A slightly simpler syntax might be just "tag^0", but yes, the "^{}"
thing peels off any tags.

>   (unfortunately
> doing "git merge --ff " also does not do a fast forward - it also
> doesn't fail, it unexpectedly just creates a merge commit :-().

"--ff" is the default behavior, and means "allow fast forward", but
note that it is about "allowing", not "forcing".
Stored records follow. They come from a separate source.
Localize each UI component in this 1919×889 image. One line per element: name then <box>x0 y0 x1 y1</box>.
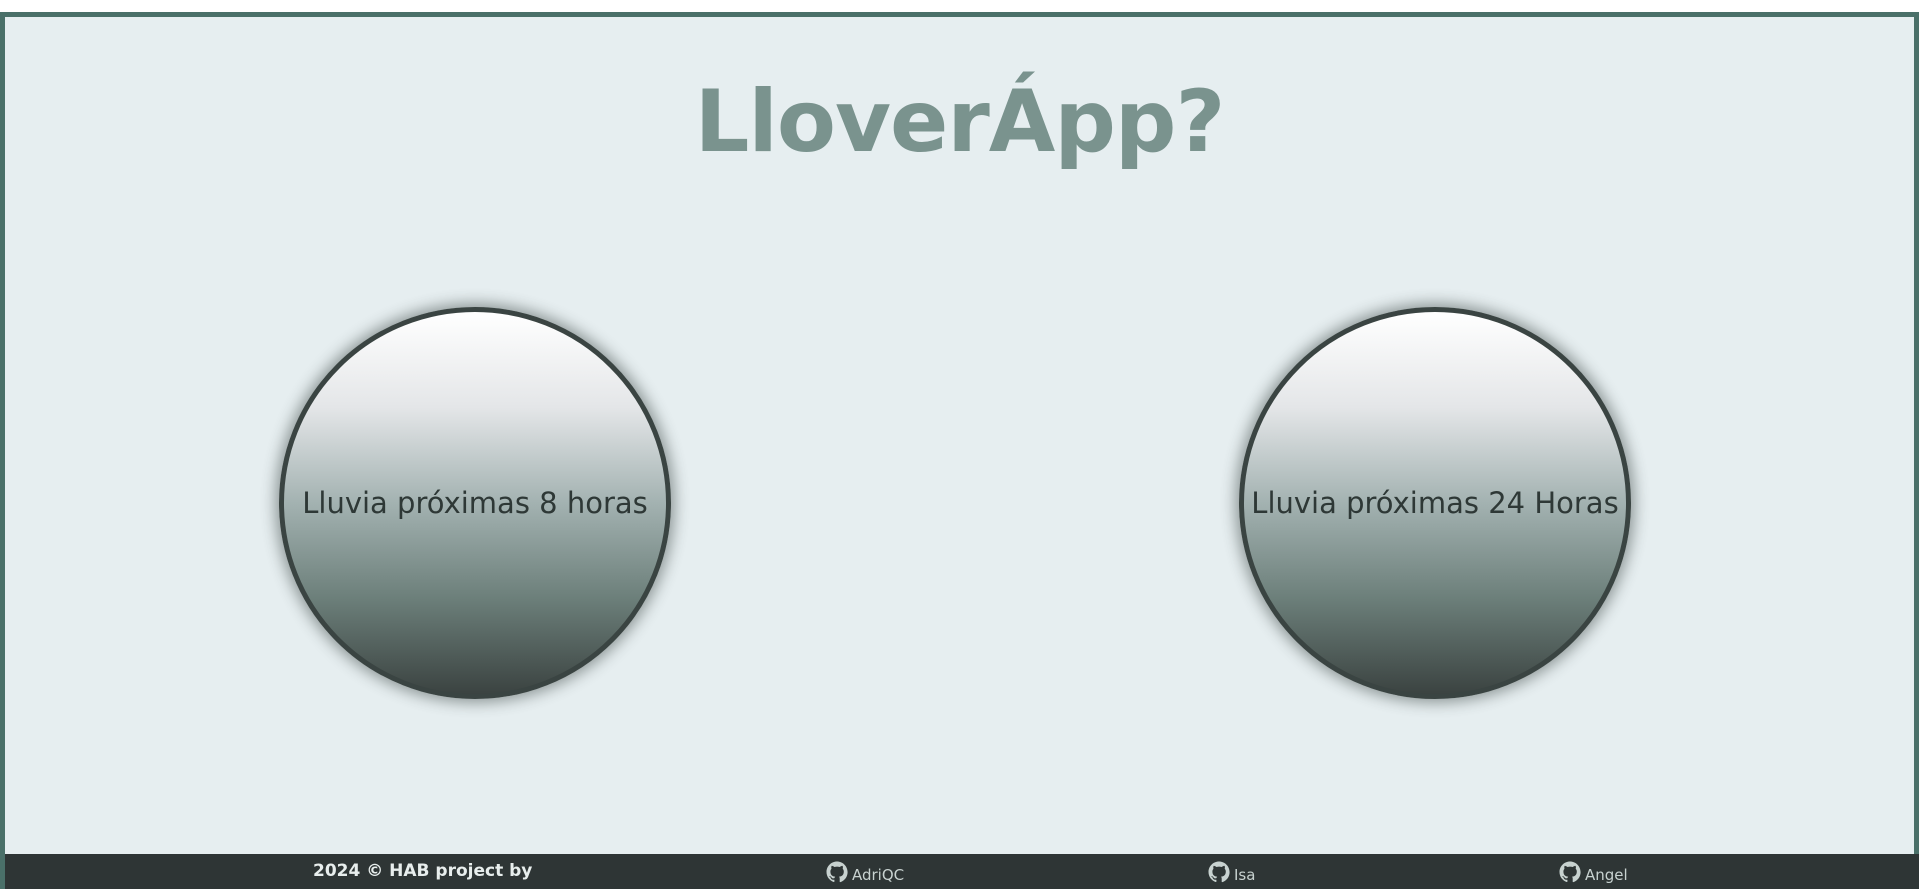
author-link-angel[interactable]: Angel <box>1558 860 1628 884</box>
author-link-isa[interactable]: Isa <box>1207 860 1255 884</box>
app-frame: LloverÁpp? Lluvia próximas 8 horas Lluvi… <box>0 12 1919 889</box>
author-link-adriqc[interactable]: AdriQC <box>825 860 904 884</box>
github-icon <box>1208 861 1230 883</box>
author-name: AdriQC <box>852 866 905 884</box>
author-name: Angel <box>1585 866 1628 884</box>
rain-24-hours-label: Lluvia próximas 24 Horas <box>1251 486 1619 520</box>
rain-8-hours-label: Lluvia próximas 8 horas <box>302 486 648 520</box>
github-icon <box>1559 861 1581 883</box>
rain-24-hours-button[interactable]: Lluvia próximas 24 Horas <box>1239 307 1631 699</box>
github-icon <box>826 861 848 883</box>
author-name: Isa <box>1234 866 1256 884</box>
rain-8-hours-button[interactable]: Lluvia próximas 8 horas <box>279 307 671 699</box>
footer: 2024 © HAB project by AdriQC Isa Angel <box>5 854 1919 889</box>
footer-copyright: 2024 © HAB project by <box>313 861 533 881</box>
page-title: LloverÁpp? <box>694 72 1226 172</box>
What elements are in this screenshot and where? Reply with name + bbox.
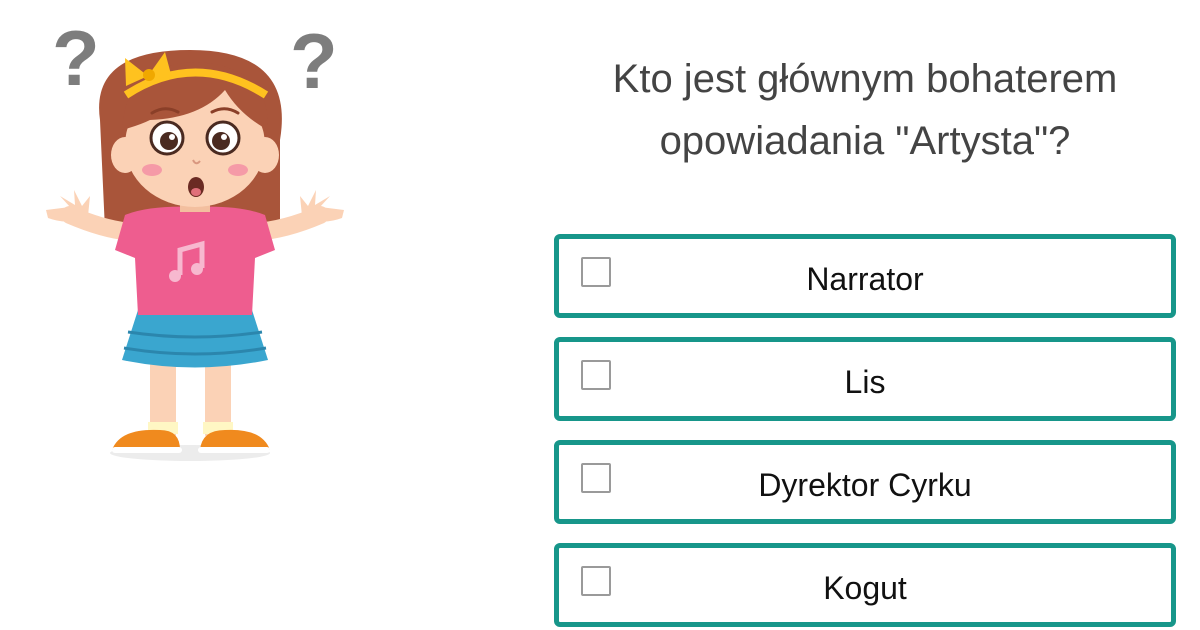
answer-option-kogut[interactable]: Kogut bbox=[554, 543, 1176, 627]
question-text: Kto jest głównym bohaterem opowiadania "… bbox=[612, 57, 1118, 163]
answer-option-narrator[interactable]: Narrator bbox=[554, 234, 1176, 318]
answer-label: Narrator bbox=[806, 261, 924, 297]
answer-option-lis[interactable]: Lis bbox=[554, 337, 1176, 421]
quiz-page: ? ? Kto jest głównym bohaterem opowiadan… bbox=[0, 0, 1200, 630]
confused-girl-illustration: ? ? bbox=[30, 10, 360, 470]
answer-label: Lis bbox=[844, 364, 886, 400]
answer-list: Narrator Lis Dyrektor Cyrku Kogut bbox=[554, 234, 1176, 630]
answer-label: Kogut bbox=[823, 570, 907, 606]
question-mark-left-icon: ? bbox=[52, 14, 100, 102]
answer-option-dyrektor-cyrku[interactable]: Dyrektor Cyrku bbox=[554, 440, 1176, 524]
confused-girl-icon: ? ? bbox=[46, 14, 344, 461]
answer-label: Dyrektor Cyrku bbox=[758, 467, 972, 503]
question-mark-right-icon: ? bbox=[290, 17, 338, 105]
You can use "--ff-only" to say that you will _only_ accept a
fast-forward, and git will error out  if it needs to create a merge.

  Linus


git merges of tags

2017-05-18 Thread Stephen Rothwell
Hi all,

Just a reminder that if you are merging Linus' tree (or any tree
really) via a tag, git was changed some time ago so that merging a tag
will not do a fast forward (there is a good reason for this - I just
can't recall it ATM).  This is a problem when your current head of
branch has been merged into (e.g.) Linus' tree and then you do "git
merge " on a tag that is later than the merge point.  You end up
with an unnecessary merge commit rather than just fast forwarding.

To do the fast forward, try "git merge ^{}" ... (unfortunately
doing "git merge --ff " also does not do a fast forward - it also
doesn't fail, it unexpectedly just creates a merge commit :-().